Pembukaan Kampung Ramadan di Taman Sultan Tidore
Pemprov Maluku Utara resmi membuka gelaran Kampung Ramadan di Taman Sultan Tidore, Senin (2/3/2026) di Sofifi. Acara ini dirangkaikan dengan buka puasa bersama dan menjadi inisiatif strategis pemerintah dalam menggeliatkan ekonomi lokal sekaligus mempererat silaturahmi lintas sektor di bulan Ramadan.
Acara peresmian Kampung Ramadan juga diisi dengan tausiyah rohani oleh Ustad Muhammad Nur. Dalam sambutannya, Gubernur Maluku Utara Sherly Laos menyampaikan bahwa Kampung Ramadan 2026 merupakan perhelatan perdana yang mengintegrasikan berbagai tenant UMKM dalam satu kawasan terpadu. Berdasarkan tinjauan lapangan, inisiatif ini memberikan dampak ekonomi yang nyata bagi para pedagang.
“Saya sudah survei langsung, pendapatan rata-rata UMKM di sini berkisar antara Rp 500.000 hingga Rp 900.000 per hari,” ujar Sherly Laos. “Dengan estimasi omzet minimal Rp 15 juta sebulan, ini menjadi modal yang sangat baik bagi pelaku usaha dalam menyambut Lebaran.”
Komentar dari Gubernur Maluku Utara
Selain fokus pada sentra pertumbuhan ekonomi, Sherly Laos menekankan pentingnya menjaga etos kerja bagi ASN di bulan Ramadan ini. Ia mengingatkan agar ibadah puasa tidak menjadi alasan menurunnya produktivitas, terutama memasuki fase pertengahan Ramadan.
“Jangan banyak timbus (tidur sore menunggu buka). Produktivitas harus tetap terjaga,” tegasnya.
Sebagai bentuk apresiasi dan dukungan kesejahteraan, Pemprov Maluku Utara mengambil kebijakan percepatan pencairan hak ASN berupa Gaji Maret yang telah dicairkan pada minggu terakhir Februari. “TPP Januari-Februari dijadwalkan cair pada minggu ini.
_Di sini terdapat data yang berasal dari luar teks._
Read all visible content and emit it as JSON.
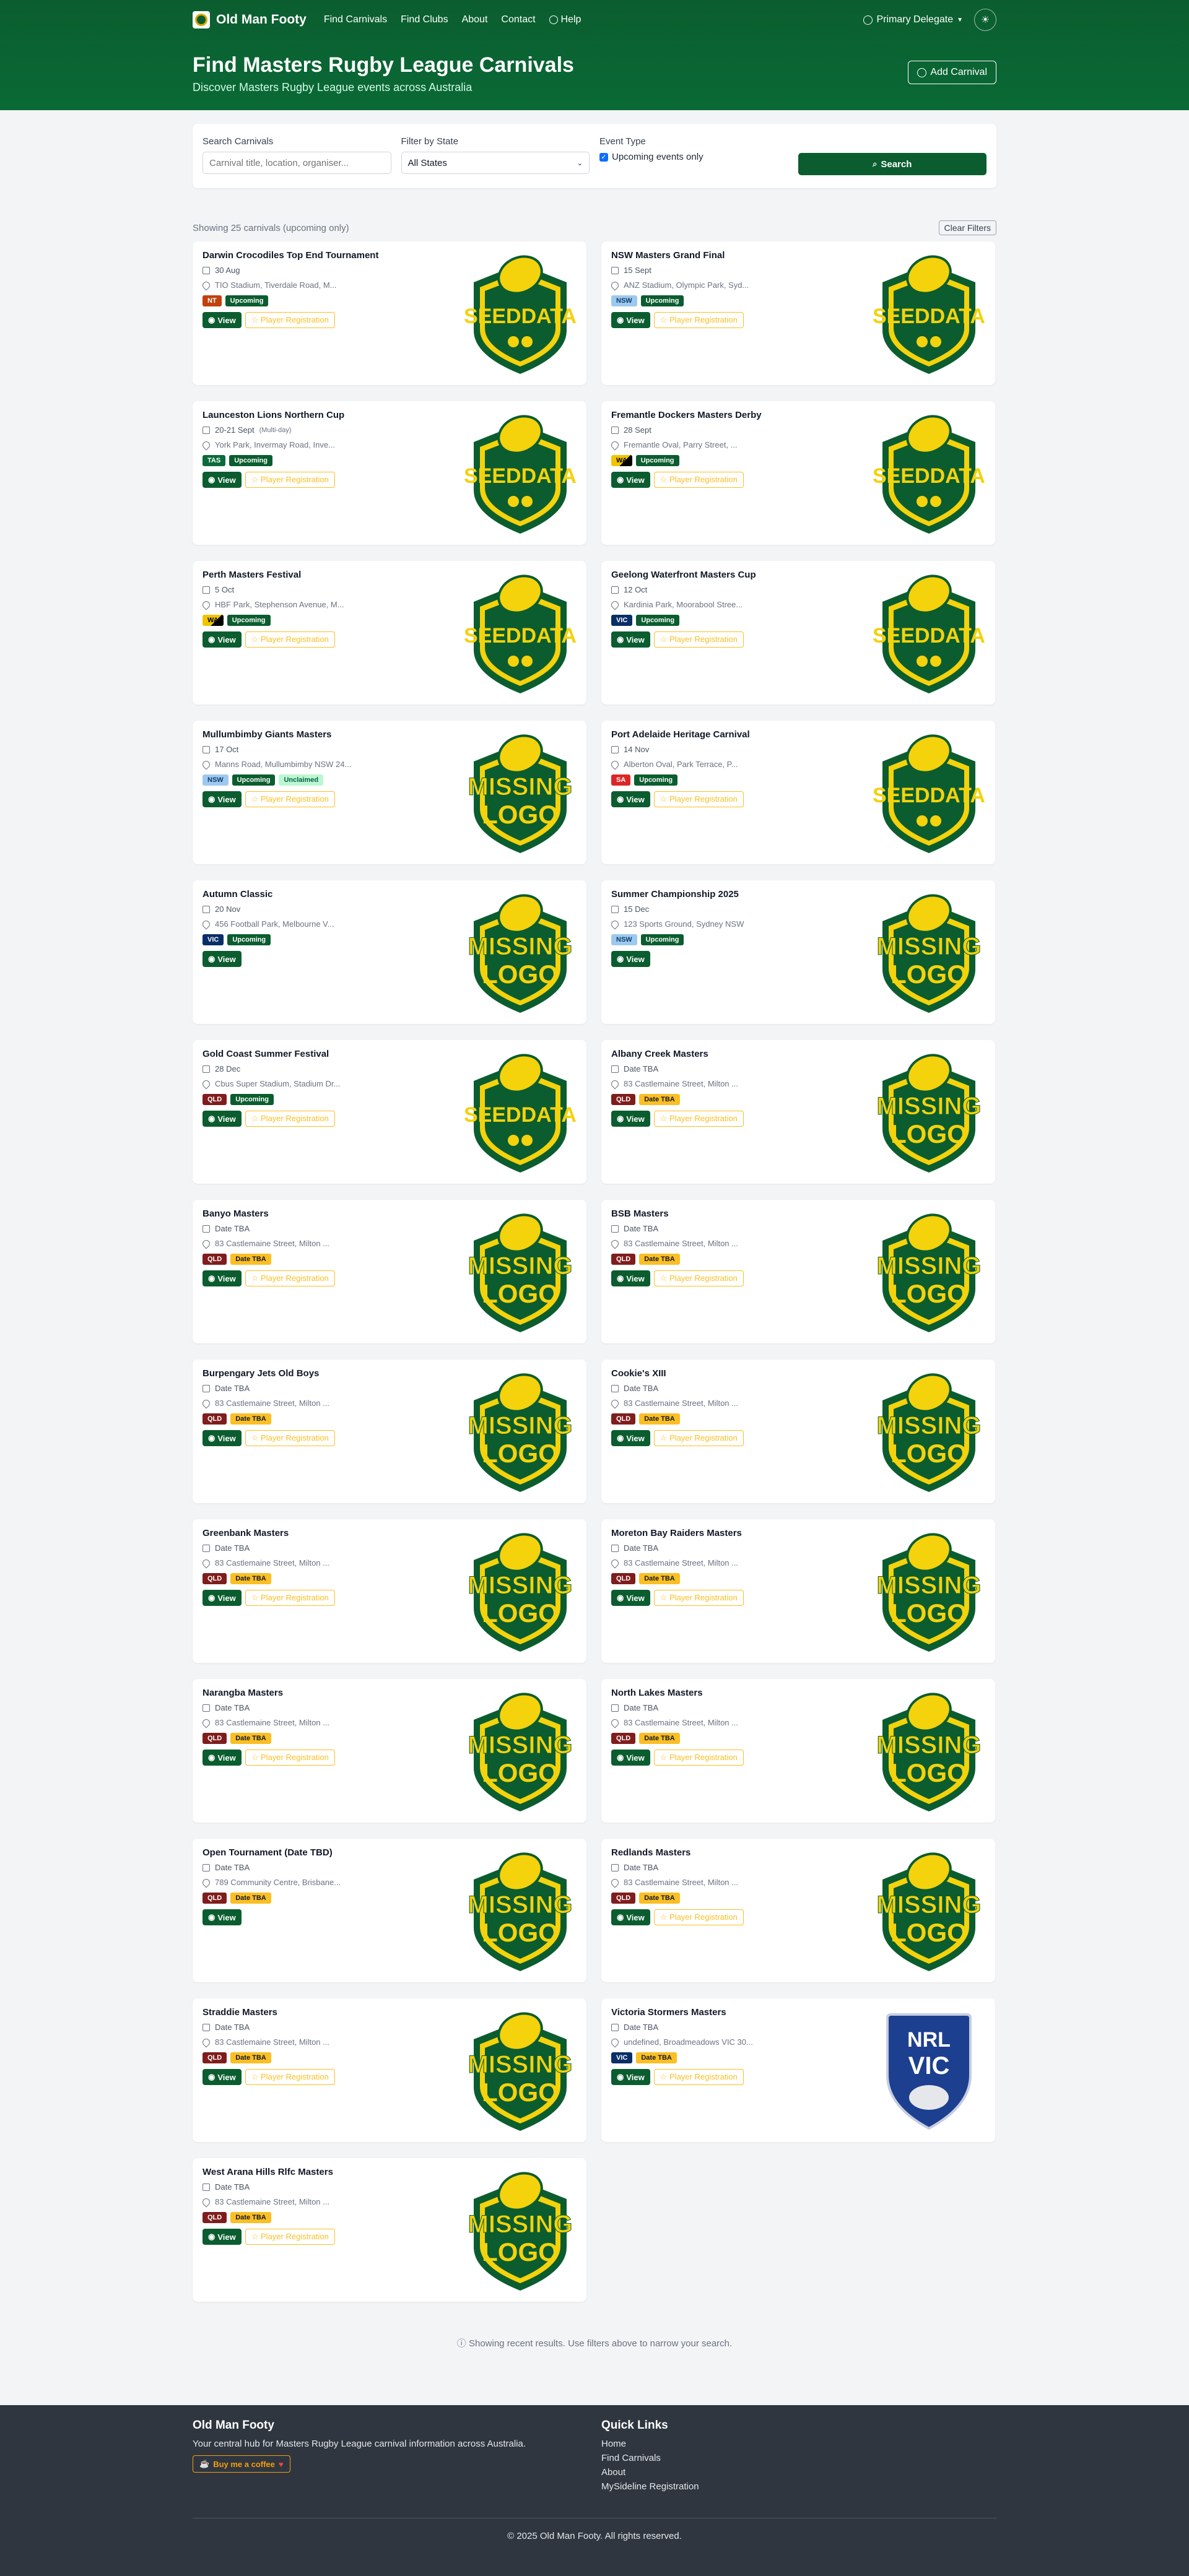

Langkah ini diambil bersama Wagub, guna memastikan ASN memiliki kesiapan dana lebih awal untuk memenuhi kebutuhan Ramadan dan Idulfitri,” ungkap Sherly Laos.
Rangkaian Safari Ramadan
Pembukaan Kampung Ramadan ini juga menandai dimulainya rangkaian Safari Ramadan ke berbagai Kabupaten/Kota, mulai dari Pulau Morotai, Halmahera Utara, Halmahera Barat, Halmahera Timur, Halmahera Selatan, Kepulauan Sula dan Oukau Taliabu hingga berakhir di Kota Ternate.
Kegiatan Penutup
Sebagai penutup acara, dilakukan pembagian perlengkapan salat (mukena, khoko dan sarung), serta alat musik rebana kepada beberapa pengurus Masjid dan kelompok masyarakat PKK. Pemberian ini juga merupakan stimulan menuju Festival Rebana tingkat provinsi yang direncanakan bakal digelar pada April atau Mei mendatang pasca-Idulfitri.
Hadirnya Tokoh dan Pejabat
Hadir langsung dalam kegiatan tersebut Gubernur Maluku Utara Sherly Laos bersama Wakil Gubernur Maluku Utara Sarbin Sehe, jajaran pimpinan Forkopimda, Sekprov Maluku Utara Samsuddin A Kadie, Pimpinan OPD serta tokoh masyarakat.
Tujuan dan Harapan
Pemprov Maluku Utara berkomitmen menjadikan perhelatan tahun ini sebagai bahan evaluasi. Jika saat ini diikuti oleh 30 tenant, pemerintah menargetkan partisipasi yang lebih besar dan fasilitas yang lebih representatif pada tahun mendatang.
Dengan adanya Kampung Ramadan, diharapkan dapat menjadi wadah yang memperkuat ekonomi lokal serta mempererat hubungan antar komunitas di bulan Ramadan. Kehadiran berbagai UMKM di satu kawasan terpadu juga menjadi langkah strategis dalam mendukung pertumbuhan ekonomi daerah.